How Should an Indie Game Developer in Spain Combine Steam, itch.io, and GitHub Work?

An indie game developer should use one portfolio page to separate released games, playable prototypes, work in progress, and archived experiments, then give each project one destination that best proves its current state.

Steam explains a commercial release, itch.io can host a jam build, and GitHub may show code, but none of those pages explains the whole practice. A reviewer should be able to see what you made, what role you played, and what can still be opened before choosing a store or repository link.

Which games belong in each portfolio section?

Put purchasable or complete games under Shipped or Built, active development under Building or Working on, jam experiments under Built, and discontinued work under Archived.

Status must describe the project today, not the ambition you had on day one. A finished free jam game can be Built even when it was never commercial; an Early Access title still under active development can sit under Building with its public store page.

For team projects, state your own contribution in the description: gameplay programming, art, sound, level design, production, or another concrete role.

  • Released game: current store or official site.
  • Playable jam build: stable itch.io entry.
  • Code sample: repository only when it is meant to be public.
  • Cancelled prototype: archive it and remove dead links.

What is the fast way to assemble the game portfolio with IndieShow?

The fast way is to claim an IndieShow handle, add one card per game, and group those cards by release status in the dashboard.

Upload each game logo, add a precise tag such as Unity, Godot, narrative game, or tools, and use the description for your role and the build's current state. IndieShow also supports an optional metric, but leave it blank unless you have a number you can defend.

Use the live preview to check that the first screen leads with the work most relevant to studios, publishers, or collaborators, then keep the same personal URL as projects move between sections.

Build your IndieShow pageClaim a handle, organise the projects in the editor, and review the $15 one-year and $30 lifetime publishing options in the dashboard.

Should a game card link to Steam, itch.io, GitHub, or a trailer?

A game card should link to the destination that offers the strongest current proof for that specific project.

Choose Steam for a maintained commercial release, itch.io for a playable build, and GitHub for public technical work where the repository itself matters. If a trailer is the only surviving proof, it can be the destination, but the description should say that the build is unavailable.

Do not create four duplicate cards for one title. One clear card with one reliable destination makes the portfolio easier to scan and keeps the project identity intact.

How do you present game-jam prototypes without confusing them with releases?

Label game-jam work as a time-boxed prototype and keep it visually separate from shipped commercial titles.

Name the jam, your role, and what is still playable. Avoid describing an unfinished prototype as an upcoming release unless development is genuinely continuing, and move abandoned experiments to Archived rather than deleting useful evidence.

For broader guidance on separating prototypes and ordering many projects, read the linked IndieShow guides below.

Related practical guides: separating prototypes from shipped products · showing several side projects on one page

How does IndieShow keep the portfolio useful for the next pitch?

IndieShow keeps one maker URL stable while you reorder games, update destinations, and move projects between active, shipped, and archived sections.

That makes the page suitable as a maintained index in an application, publisher email, event badge, or social profile. Stores and repositories remain the underlying evidence; IndieShow supplies the current map of your work.

Close with the strongest playable project first, an honest description of your contribution, and no broken destinations.
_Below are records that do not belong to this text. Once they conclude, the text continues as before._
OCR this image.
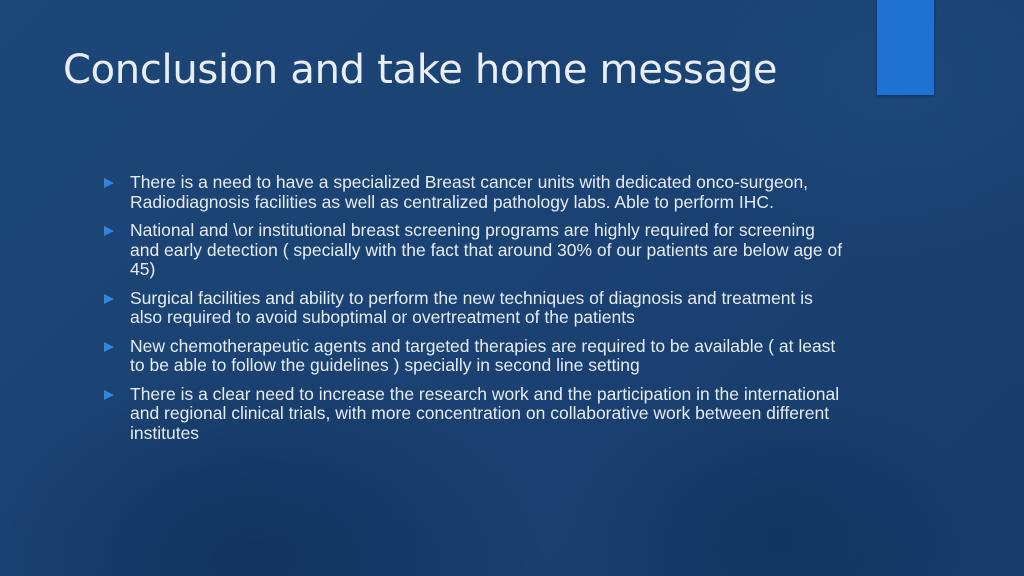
Conclusion and take home message
There is a need to have a specialized Breast cancer units with dedicated onco-surgeon, Radiodiagnosis facilities as well as centralized pathology labs. Able to perform IHC.
National and \or institutional breast screening programs are highly required for screening and early detection ( specially with the fact that around 30% of our patients are below age of 45)
Surgical facilities and ability to perform the new techniques of diagnosis and treatment is also required to avoid suboptimal or overtreatment of the patients
New chemotherapeutic agents and targeted therapies are required to be available ( at least to be able to follow the guidelines ) specially in second line setting
There is a clear need to increase the research work and the participation in the international and regional clinical trials, with more concentration on collaborative work between different institutes
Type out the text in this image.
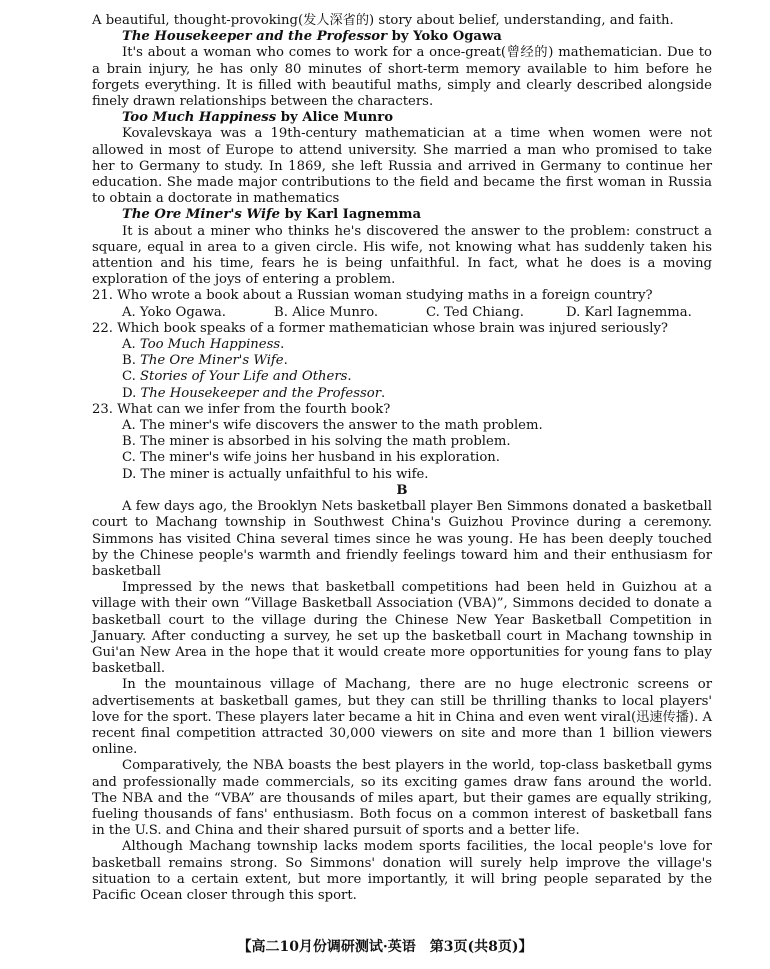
A beautiful, thought-provoking(发人深省的) story about belief, understanding, and faith.

The Housekeeper and the Professor by Yoko Ogawa

It's about a woman who comes to work for a once-great(曾经的) mathematician. Due to a brain injury, he has only 80 minutes of short-term memory available to him before he forgets everything. It is filled with beautiful maths, simply and clearly described alongside finely drawn relationships between the characters.

Too Much Happiness by Alice Munro

Kovalevskaya was a 19th-century mathematician at a time when women were not allowed in most of Europe to attend university. She married a man who promised to take her to Germany to study. In 1869, she left Russia and arrived in Germany to continue her education. She made major contributions to the field and became the first woman in Russia to obtain a doctorate in mathematics

The Ore Miner's Wife by Karl Iagnemma

It is about a miner who thinks he's discovered the answer to the problem: construct a square, equal in area to a given circle. His wife, not knowing what has suddenly taken his attention and his time, fears he is being unfaithful. In fact, what he does is a moving exploration of the joys of entering a problem.

21. Who wrote a book about a Russian woman studying maths in a foreign country?

A. Yoko Ogawa.	B. Alice Munro.	C. Ted Chiang.	D. Karl Iagnemma.

22. Which book speaks of a former mathematician whose brain was injured seriously?

A. Too Much Happiness.
B. The Ore Miner's Wife.
C. Stories of Your Life and Others.
D. The Housekeeper and the Professor.

23. What can we infer from the fourth book?

A. The miner's wife discovers the answer to the math problem.
B. The miner is absorbed in his solving the math problem.
C. The miner's wife joins her husband in his exploration.
D. The miner is actually unfaithful to his wife.

B

A few days ago, the Brooklyn Nets basketball player Ben Simmons donated a basketball court to Machang township in Southwest China's Guizhou Province during a ceremony. Simmons has visited China several times since he was young. He has been deeply touched by the Chinese people's warmth and friendly feelings toward him and their enthusiasm for basketball

Impressed by the news that basketball competitions had been held in Guizhou at a village with their own “Village Basketball Association (VBA)”, Simmons decided to donate a basketball court to the village during the Chinese New Year Basketball Competition in January. After conducting a survey, he set up the basketball court in Machang township in Gui'an New Area in the hope that it would create more opportunities for young fans to play basketball.

In the mountainous village of Machang, there are no huge electronic screens or advertisements at basketball games, but they can still be thrilling thanks to local players' love for the sport. These players later became a hit in China and even went viral(迅速传播). A recent final competition attracted 30,000 viewers on site and more than 1 billion viewers online.

Comparatively, the NBA boasts the best players in the world, top-class basketball gyms and professionally made commercials, so its exciting games draw fans around the world. The NBA and the “VBA” are thousands of miles apart, but their games are equally striking, fueling thousands of fans' enthusiasm. Both focus on a common interest of basketball fans in the U.S. and China and their shared pursuit of sports and a better life.

Although Machang township lacks modem sports facilities, the local people's love for basketball remains strong. So Simmons' donation will surely help improve the village's situation to a certain extent, but more importantly, it will bring people separated by the Pacific Ocean closer through this sport.

【高二10月份调研测试·英语　第3页(共8页)】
The result is a game-development record that can evolve without rebuilding a custom site.

Frequently asked questions

Which games belong in each portfolio section?

Put purchasable or complete games under Shipped or Built, active development under Building or Working on, jam experiments under Built, and discontinued work under Archived.

What is the fast way to assemble the game portfolio with IndieShow?

The fast way is to claim an IndieShow handle, add one card per game, and group those cards by release status in the dashboard.

Should a game card link to Steam, itch.io, GitHub, or a trailer?

A game card should link to the destination that offers the strongest current proof for that specific project.

How do you present game-jam prototypes without confusing them with releases?

Label game-jam work as a time-boxed prototype and keep it visually separate from shipped commercial titles.

How does IndieShow keep the portfolio useful for the next pitch?

IndieShow keeps one maker URL stable while you reorder games, update destinations, and move projects between active, shipped, and archived sections.